Retina 10 farklı katmandan oluşur. Bunlar (gözün vitröz gövdesinden optik sinire kadar listelenmiştir):

İç sınırlayıcı membran, sinir lifi katman, gangliyon hücre katmanı, iç pleksiform katman, iç granüler katman, dış pleksiform katman, dış sınırlayıcı membran, iç segment, dış segment, retina pigmenti epitelyum. Bu katmanlar dört temel aşamaya ayrılabilir: Fotoresepsiyon, bipolar hücrelere iletim, gangliyon hücreler (ayrıca fotoreseptörlere sahiptir), ışığa duyarlı ganglion hücreleri ve optik sinir. Her sinaptik seviyede, yatay ve amakrin hücreler arasında da bağlantılar vardır. Optik sinir, birçok kişinin merkezi bir sinir kordonudur. gangliyon hücre aksonları, öncelikle corpus geniculatum laterale'yi ön beyin.

İşlev ve Görevler

Retina içindeki konilerin ve çubukların uyarılmasıyla bir görüntü oluşturulur. Koniler parlak gün ışığına tepki verir ve gün boyunca yüksek çözünürlüklü renkler iletir. Çubuklar daha da az ışığa tepki verir ve tek renkli ana hatlardan sorumludur. Çoğu hafif durumda, koniler ve çubukların etkileşimi gerekir. Konilerin farklı ışık dalgalarına tepkisine spektral duyarlılığı denir. Alt gruplara ayrılmıştır. Bu alt gruplardan biri doğru tepki vermezse, renk gibi çok sayıda göz problemine yol açar. körlük. Hafif parçacıklar (fotonlar) retinanın dış katmanına çarpar ve bir koni veya çubuğu harekete geçirir. Koniler ve çubuklar içinde, sırayla görsel pigment rodopsin içeren bir dizi görsel zar yığını bulunur. Rodopsin, bir protein olan transdüsini uyarır ve bu da, siklik guanozin monofosfata parçalanan bir enzimi uyarır. Bu GMP bir sonraki zara geçirilir.
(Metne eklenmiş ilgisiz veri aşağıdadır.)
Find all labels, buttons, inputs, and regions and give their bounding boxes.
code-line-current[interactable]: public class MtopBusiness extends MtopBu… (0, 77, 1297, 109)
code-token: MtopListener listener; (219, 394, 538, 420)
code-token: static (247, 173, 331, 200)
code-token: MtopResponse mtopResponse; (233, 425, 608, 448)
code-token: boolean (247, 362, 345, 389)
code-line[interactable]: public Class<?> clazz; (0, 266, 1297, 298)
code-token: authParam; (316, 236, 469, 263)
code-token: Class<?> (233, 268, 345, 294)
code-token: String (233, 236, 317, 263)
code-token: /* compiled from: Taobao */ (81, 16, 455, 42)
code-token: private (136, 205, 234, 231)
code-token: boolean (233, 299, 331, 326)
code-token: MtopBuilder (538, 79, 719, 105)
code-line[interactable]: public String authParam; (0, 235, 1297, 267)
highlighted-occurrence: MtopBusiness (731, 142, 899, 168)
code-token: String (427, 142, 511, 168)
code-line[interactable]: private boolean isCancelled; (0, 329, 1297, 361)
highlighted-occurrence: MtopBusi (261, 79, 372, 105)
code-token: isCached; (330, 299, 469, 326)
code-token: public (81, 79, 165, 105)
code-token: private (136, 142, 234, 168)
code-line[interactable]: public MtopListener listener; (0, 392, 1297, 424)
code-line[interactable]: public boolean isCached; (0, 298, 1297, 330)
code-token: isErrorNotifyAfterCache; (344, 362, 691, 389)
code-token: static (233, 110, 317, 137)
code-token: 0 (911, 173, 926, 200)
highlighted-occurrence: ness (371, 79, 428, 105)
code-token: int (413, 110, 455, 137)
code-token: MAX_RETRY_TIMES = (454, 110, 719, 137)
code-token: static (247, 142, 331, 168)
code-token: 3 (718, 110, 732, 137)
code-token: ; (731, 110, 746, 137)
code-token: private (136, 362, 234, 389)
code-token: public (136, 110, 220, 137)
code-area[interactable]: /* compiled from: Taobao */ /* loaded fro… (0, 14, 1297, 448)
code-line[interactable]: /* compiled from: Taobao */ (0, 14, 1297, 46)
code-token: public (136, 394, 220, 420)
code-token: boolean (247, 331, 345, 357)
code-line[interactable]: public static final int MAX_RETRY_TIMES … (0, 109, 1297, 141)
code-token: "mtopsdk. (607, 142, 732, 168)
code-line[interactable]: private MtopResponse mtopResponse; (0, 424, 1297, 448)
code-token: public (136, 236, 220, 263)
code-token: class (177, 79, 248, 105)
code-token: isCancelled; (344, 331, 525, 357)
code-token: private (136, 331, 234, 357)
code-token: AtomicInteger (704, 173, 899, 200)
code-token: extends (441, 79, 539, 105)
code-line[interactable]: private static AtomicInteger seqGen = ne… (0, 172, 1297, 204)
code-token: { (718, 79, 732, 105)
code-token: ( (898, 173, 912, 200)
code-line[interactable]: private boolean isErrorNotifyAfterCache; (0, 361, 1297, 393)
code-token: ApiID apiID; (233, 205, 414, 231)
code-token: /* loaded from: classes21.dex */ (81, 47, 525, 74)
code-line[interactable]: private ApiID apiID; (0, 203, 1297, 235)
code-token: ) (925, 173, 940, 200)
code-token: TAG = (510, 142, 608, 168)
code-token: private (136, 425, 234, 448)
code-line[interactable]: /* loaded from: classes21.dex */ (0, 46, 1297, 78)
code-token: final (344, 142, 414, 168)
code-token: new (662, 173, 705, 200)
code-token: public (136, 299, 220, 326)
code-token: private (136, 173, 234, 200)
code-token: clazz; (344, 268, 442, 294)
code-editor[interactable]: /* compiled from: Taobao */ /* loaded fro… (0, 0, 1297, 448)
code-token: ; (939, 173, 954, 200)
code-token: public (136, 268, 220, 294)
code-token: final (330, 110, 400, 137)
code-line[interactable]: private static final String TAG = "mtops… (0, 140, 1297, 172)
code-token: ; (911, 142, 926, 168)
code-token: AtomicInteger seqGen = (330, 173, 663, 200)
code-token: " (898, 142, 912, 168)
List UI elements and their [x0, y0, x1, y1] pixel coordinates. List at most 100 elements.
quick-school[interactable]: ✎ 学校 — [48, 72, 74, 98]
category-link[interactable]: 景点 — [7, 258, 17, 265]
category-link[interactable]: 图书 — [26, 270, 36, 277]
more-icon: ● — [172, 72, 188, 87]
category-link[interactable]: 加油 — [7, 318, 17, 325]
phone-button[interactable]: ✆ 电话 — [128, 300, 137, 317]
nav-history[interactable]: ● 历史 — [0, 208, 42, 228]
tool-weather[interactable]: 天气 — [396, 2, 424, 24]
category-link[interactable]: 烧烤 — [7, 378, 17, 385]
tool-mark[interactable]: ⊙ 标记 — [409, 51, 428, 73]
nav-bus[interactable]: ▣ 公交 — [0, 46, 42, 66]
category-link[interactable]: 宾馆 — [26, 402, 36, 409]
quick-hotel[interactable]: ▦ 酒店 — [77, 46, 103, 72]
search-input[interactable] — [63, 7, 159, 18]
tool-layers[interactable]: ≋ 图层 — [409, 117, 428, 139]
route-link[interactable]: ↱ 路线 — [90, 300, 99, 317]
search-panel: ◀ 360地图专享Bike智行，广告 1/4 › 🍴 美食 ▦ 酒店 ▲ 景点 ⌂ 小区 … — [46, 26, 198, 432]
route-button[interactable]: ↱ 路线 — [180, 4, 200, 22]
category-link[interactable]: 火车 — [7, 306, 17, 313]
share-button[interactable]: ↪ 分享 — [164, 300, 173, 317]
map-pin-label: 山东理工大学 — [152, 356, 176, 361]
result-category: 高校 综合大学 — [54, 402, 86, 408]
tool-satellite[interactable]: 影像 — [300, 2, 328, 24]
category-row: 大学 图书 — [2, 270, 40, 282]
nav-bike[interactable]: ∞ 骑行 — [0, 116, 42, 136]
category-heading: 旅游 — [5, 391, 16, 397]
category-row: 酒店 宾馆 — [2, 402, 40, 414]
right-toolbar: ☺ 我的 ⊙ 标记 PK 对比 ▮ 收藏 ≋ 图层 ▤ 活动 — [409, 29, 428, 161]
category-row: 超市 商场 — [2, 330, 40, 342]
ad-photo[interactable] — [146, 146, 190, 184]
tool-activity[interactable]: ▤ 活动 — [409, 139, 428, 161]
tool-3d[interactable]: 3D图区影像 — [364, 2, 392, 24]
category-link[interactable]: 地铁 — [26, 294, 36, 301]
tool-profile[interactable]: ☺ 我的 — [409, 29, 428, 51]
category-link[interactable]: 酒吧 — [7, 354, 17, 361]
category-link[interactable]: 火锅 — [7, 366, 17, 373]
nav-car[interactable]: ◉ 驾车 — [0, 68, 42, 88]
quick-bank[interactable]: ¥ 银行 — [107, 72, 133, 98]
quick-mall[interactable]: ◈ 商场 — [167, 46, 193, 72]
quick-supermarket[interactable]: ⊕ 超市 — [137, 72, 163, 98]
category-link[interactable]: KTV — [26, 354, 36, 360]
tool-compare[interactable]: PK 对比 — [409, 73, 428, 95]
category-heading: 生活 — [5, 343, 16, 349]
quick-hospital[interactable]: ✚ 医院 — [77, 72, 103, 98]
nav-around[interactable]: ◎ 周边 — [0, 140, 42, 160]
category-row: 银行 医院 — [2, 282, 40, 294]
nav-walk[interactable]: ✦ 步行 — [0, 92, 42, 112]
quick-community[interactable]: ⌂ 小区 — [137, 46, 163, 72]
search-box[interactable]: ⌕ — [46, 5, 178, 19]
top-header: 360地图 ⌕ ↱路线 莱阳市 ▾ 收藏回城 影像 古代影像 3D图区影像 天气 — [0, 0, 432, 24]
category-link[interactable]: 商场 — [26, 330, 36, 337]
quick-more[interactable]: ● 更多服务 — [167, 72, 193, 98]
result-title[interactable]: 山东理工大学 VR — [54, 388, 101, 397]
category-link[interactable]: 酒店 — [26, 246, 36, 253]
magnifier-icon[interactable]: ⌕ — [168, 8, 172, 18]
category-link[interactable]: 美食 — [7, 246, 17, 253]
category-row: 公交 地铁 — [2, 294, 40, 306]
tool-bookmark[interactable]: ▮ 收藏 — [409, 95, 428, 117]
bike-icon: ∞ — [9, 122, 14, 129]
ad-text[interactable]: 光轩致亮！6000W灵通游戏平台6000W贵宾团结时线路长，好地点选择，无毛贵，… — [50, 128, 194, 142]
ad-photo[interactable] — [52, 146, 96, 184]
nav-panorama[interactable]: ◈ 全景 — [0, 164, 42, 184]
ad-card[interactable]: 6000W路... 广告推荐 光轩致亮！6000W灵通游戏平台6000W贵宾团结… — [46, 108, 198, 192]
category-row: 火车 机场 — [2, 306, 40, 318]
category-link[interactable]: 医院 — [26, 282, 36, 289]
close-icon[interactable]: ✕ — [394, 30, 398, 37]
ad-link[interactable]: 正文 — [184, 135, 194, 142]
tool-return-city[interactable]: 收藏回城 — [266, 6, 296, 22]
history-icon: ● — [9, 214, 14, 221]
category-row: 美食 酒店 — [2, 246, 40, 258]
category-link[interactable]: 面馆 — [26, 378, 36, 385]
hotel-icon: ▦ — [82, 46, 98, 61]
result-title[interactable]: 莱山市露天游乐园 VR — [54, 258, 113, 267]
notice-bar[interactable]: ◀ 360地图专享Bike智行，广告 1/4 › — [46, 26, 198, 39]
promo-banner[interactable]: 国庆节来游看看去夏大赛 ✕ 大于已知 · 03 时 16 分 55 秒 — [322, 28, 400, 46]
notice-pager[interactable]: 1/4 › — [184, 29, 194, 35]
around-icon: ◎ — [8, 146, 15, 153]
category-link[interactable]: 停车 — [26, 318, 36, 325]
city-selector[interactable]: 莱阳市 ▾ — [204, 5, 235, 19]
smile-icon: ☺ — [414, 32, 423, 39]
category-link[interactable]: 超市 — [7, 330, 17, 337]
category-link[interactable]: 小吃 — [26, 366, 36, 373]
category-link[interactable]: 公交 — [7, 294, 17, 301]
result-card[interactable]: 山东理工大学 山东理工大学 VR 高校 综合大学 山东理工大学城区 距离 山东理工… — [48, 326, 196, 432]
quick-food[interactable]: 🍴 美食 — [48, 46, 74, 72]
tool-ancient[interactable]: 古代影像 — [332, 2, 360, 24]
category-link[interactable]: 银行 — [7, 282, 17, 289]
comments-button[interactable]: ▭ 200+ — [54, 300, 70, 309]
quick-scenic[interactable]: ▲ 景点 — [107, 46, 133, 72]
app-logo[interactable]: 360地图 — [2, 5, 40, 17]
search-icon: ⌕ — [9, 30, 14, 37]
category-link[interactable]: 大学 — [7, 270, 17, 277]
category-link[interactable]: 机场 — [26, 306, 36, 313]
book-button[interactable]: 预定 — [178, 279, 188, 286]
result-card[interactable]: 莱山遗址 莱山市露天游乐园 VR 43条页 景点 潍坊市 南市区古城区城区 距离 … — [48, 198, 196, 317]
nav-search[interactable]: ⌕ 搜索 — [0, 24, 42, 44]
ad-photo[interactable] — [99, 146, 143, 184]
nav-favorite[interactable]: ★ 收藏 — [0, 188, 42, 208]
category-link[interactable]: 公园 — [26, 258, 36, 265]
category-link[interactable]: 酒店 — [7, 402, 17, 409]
Çubuklara ışık düştüğünde, bu işlem etkinleştirilmiş çubukları uyararak kırmızı ve yeşil dalga bilgisini etkin bir şekilde hizalar ve oranı optik sinire iletir. Bu bilgilere aktarıldıktan sonra tam olarak ne olduğu hala belirsizdir.

Hastalıklar ve bozukluklar

Retinayı etkileyebilecek çeşitli konjenital bozukluklar veya gelişen hastalıklar vardır. Bunlar şunları içerir:

Retinopati pigmentoza: Geceye neden olan bir grup doğuştan görme kusuru körlük. Makula dejenerasyonu: Merkezi görme alanında parça parça bir bozulma ile sonuçlanan bir grup rahatsızlığı ifade eder. Koni çubuk distrofisi: Konilerin işlevini kaybetmeye başladığı ve daha sonra yavaşça çubuklara yayıldığı bir bozukluk. Retina dekolmanı: Bunun birçok nedeni olabilir ve görme hasarı onarılamaz hale gelmeden önce hızla tedavi edilmelidir. Hipertansif veya diyabetik retinopati: İkisi de hipertansiyon ve diyabet bozulmasına neden olabilir kan retinaya beslenir. Bu, işlevi azaltır ve genellikle daha zayıf görüşe yol açar.Retinoblastom: Bu retinadaki kötü huylu bir tümördür ve tedavi edilmezse sadece görme kaybına değil aynı zamanda ölüme de yol açar. Ancak tedavi ile iyileşme şansı çok yüksektir.